店老板的反應,已經說明了一切。
不是心里有鬼,怎么會在周先面前尿了一地?
畢竟,就連剛才被柳梢暴力制服,他也只是鬼哭狼嚎叫疼,連眼淚都沒有滴出半滴。
柳梢再次懵逼了,喃喃開口,“周先?”
有時候,一個名字勝過千言萬語。
周先點點頭,他明白柳梢是什么意思。
選了個干凈的椅子,周先坐了下來,并對兩女做了個紳士邀請禮,“時間還很長,我們慢慢說。”
就算小嘴一出門就打了電話,城東分局到這里也有半個小時的車程,這還是中午帝都不堵的情況下,周先有許多時間解釋兩女的疑惑。
“好。”
傻傻地坐到了周先身旁,柳梢半天沒有回過神來。
倒是蘇珊的表情還算冷靜,選了個位置就施施然坐下,淑女風范十足。
“最開始攔截我們的光頭,你們對他有什么看法?”
開口第一句話,周先就吸引了兩個女人所有的注意力。
那個光頭,她們的印象太深了,最開始柳梢受挫了不說,就連蘇珊后來出手,靠嘴炮也沒能拿下他。
“能說會道,應變能力很強。

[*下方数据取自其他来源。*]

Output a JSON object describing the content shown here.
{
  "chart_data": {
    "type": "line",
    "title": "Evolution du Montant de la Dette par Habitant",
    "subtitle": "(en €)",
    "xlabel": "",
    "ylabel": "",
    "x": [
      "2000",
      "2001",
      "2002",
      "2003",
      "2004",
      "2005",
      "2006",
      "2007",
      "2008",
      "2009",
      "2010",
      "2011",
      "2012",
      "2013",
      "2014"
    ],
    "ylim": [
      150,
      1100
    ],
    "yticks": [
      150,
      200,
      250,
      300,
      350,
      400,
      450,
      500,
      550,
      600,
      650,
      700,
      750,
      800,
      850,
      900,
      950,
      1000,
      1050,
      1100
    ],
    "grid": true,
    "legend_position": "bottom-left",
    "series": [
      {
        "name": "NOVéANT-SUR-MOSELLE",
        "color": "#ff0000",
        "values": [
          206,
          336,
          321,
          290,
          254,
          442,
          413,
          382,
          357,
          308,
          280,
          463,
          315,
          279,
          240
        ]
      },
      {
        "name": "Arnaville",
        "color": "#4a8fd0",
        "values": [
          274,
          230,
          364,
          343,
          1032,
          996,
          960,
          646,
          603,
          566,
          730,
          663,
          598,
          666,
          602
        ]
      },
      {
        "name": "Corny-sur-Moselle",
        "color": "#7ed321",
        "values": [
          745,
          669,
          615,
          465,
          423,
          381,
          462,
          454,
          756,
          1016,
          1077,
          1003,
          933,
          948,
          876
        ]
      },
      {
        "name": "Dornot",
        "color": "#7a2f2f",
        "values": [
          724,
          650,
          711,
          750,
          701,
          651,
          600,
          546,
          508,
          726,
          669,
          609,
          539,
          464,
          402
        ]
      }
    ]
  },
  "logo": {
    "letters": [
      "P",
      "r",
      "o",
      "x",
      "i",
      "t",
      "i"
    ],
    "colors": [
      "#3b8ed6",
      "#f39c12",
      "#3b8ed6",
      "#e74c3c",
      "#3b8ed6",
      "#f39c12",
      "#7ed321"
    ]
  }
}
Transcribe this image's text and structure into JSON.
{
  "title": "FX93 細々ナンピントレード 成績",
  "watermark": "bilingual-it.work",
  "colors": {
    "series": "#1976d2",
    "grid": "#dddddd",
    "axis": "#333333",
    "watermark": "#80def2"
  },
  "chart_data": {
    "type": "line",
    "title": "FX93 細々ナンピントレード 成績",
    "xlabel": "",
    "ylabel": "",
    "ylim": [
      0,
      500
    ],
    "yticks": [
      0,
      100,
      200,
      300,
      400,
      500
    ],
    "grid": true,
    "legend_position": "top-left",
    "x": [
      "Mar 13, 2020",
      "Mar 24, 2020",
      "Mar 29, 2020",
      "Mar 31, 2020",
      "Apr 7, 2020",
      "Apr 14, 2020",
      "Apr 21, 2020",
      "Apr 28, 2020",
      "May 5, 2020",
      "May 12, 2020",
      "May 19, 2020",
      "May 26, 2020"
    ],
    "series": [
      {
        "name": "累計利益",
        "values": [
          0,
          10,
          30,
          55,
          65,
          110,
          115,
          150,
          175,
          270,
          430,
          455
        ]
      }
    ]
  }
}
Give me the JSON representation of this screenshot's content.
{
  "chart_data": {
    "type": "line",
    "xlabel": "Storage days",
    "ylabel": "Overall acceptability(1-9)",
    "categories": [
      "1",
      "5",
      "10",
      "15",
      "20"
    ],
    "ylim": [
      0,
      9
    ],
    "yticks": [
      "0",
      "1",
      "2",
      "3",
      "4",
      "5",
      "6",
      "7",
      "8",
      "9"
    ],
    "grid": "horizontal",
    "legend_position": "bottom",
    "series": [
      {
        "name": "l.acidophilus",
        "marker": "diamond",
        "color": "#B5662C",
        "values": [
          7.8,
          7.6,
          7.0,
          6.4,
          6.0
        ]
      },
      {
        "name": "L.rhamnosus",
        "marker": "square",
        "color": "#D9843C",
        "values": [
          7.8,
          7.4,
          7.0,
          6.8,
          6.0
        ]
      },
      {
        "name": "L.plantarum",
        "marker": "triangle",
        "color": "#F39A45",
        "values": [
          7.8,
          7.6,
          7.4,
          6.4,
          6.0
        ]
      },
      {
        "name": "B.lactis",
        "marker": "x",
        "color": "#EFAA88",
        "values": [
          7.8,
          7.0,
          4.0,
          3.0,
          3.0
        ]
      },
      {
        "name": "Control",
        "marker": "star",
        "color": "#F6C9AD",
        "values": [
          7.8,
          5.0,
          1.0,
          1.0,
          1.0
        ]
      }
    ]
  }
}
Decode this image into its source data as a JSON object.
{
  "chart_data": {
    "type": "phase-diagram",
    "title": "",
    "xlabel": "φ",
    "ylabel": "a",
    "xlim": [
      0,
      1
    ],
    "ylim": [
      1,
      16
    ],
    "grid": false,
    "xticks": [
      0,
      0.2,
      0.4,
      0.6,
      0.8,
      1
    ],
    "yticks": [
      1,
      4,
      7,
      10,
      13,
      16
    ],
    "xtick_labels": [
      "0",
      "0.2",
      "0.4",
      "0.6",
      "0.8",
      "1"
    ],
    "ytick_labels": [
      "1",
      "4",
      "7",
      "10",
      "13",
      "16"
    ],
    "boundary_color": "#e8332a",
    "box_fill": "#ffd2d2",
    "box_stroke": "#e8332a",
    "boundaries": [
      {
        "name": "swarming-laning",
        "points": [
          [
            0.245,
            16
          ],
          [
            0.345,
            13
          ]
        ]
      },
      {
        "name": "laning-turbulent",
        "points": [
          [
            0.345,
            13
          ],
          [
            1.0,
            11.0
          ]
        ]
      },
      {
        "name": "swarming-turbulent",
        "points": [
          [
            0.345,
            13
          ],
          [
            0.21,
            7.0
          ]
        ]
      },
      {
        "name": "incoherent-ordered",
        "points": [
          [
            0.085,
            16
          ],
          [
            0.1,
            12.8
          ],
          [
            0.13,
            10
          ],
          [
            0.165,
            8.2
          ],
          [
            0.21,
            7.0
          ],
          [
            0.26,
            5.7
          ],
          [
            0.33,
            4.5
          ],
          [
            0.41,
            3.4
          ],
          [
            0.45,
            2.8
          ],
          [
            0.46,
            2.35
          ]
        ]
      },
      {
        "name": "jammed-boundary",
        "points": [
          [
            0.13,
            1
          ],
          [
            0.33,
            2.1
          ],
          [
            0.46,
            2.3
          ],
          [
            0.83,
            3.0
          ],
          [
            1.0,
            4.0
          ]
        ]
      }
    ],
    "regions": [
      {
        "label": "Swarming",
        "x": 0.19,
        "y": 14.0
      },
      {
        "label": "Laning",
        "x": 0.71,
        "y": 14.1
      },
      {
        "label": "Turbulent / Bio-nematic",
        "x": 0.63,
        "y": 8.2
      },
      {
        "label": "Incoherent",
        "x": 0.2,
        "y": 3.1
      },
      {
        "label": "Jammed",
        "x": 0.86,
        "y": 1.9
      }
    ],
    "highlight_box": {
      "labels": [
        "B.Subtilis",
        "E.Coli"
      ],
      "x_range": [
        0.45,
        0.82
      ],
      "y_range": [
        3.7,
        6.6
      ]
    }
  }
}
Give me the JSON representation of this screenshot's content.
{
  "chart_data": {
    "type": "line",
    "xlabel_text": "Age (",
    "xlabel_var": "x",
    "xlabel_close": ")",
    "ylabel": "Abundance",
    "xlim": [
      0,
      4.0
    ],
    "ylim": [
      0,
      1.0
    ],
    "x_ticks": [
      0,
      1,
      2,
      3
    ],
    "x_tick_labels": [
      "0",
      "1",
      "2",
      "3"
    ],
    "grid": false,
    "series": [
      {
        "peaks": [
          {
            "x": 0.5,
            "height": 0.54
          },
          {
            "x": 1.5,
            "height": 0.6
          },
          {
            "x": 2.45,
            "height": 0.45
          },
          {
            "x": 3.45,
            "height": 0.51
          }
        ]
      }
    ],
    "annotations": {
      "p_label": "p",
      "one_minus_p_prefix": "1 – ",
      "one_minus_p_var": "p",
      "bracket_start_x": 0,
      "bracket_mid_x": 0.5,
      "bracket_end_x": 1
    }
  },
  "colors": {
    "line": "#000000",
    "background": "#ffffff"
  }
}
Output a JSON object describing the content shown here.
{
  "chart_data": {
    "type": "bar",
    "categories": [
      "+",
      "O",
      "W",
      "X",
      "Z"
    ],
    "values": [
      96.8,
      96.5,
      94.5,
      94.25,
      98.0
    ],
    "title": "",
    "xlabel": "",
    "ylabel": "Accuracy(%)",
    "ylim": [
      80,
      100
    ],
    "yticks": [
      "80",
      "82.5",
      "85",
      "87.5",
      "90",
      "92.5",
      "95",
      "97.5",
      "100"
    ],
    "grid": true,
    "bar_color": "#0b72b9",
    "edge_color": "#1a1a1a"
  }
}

”
蘇珊第一個出聲了,評論很客觀。
“就是就是。”
柳梢也種種點頭,思考了一會兒,這才組織了語言開口道,“我總覺得他很會來事,我每次想要進去,他都能找到借口把我攔住,甚至讓我連出手的理由都找不到。”
幾次交鋒,短短十幾秒二十秒,柳梢就一敗涂地。
就像一拳打在棉花上,柳梢的感覺很不好,或者說,她一身力氣無處使,很無力。
“很會來事……很棒的描述。”
裝模作樣地拍了巴掌,周先的臉上有了笑容,“那么我再問一句,光頭這樣一個人才,是他故意安排的嗎?”
周先指的是那個癱倒在地,這會兒話都說不出一句的店老板。
賭窩里出一個秀才可不容易,周先認為,此人多半不是一個愛讀書的人。
他的一切,都來自他的老板。
兵熊熊一個,將熊熊一窩,有什么樣的領導,就有什么樣的下屬。
周先可以肯定,這個電玩店的企業文化就是嘴炮和隨機應變,畢竟,他們的老板就是這么一個人。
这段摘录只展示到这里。